Dün, 25 Mart 2009’da hayatını kaybeden Muhsin Yazıcıoğlu’nun ölümünün 8. Yıldönümüydü. Yine süslü laflar edildi, yine Yazıcıoğlu “Şöyle düşünürdü, böyle davranırdı” türünden yorumlar yapıldı…
Ben ise, sadece yaşadıklarımı, bizzat şahit olduğum Muhsin Yazıcıoğlu gerçeğini yazmak istiyorum. Yaşasaydı “nasıl davranırdı, ne yapardı” gibi sorularının cevabını da size bırakıyorum.
Türkiye, 16 Nisan’da Halk Oylamasına gidiyor. Cumhurbaşkanlığı Hükümet Sistemi’ne, daha genel ifade ile başkanlık sistemine geçiş vatandaşa sorulacak. Sandıktan çıkacak sonuca göre de bir rota çizilecek.
Şimdi 36 yıl öncesine gidelim. Türkiye’nin darbeci Kenan Evren ve arkadaşları tarafından yönetildiği 1981’e…

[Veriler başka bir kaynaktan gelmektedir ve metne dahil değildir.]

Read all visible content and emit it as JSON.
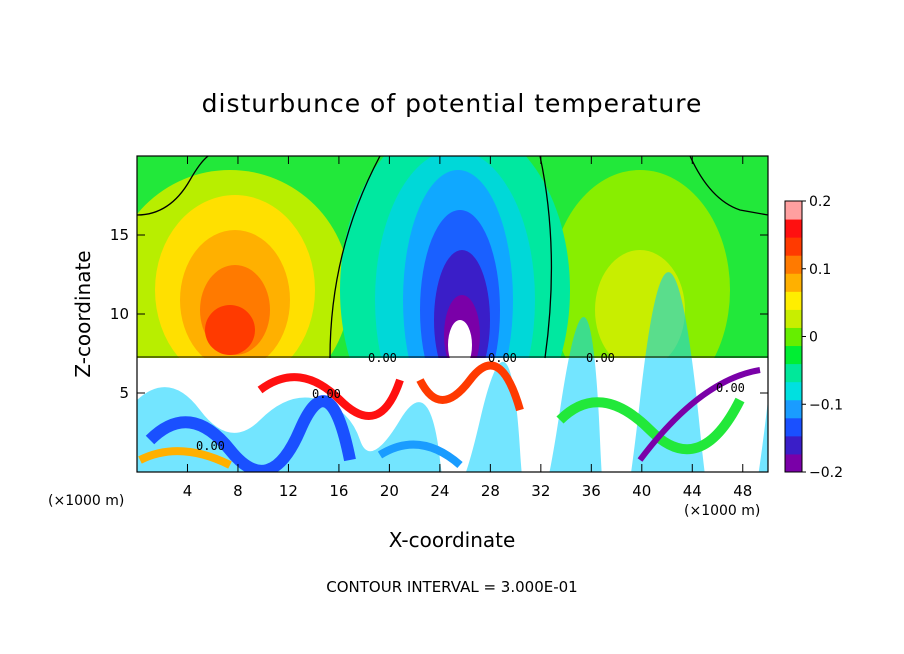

Muhsin Yazıcıoğlu, 587 sanıklı “MHP ve Ülkücü Kuruluşlar Davası”nın 40 numaralı tutuklu sanığıydı. Hakkında idam cezası isteniyordu. İddianamede kendisine ve arkadaşlarına isnat edilen suçlar sıralanırken, binici maddede aynen şöyle yazıyordu:
“Anayasal düzenin, cumhuriyetçilik ve demokrasi prensiplerine aykırı olarak, devletin tek bir kişi tarafından yönetilmesi amacına yönelik, değiştirilmesine zor yolu ile kalkışmak.”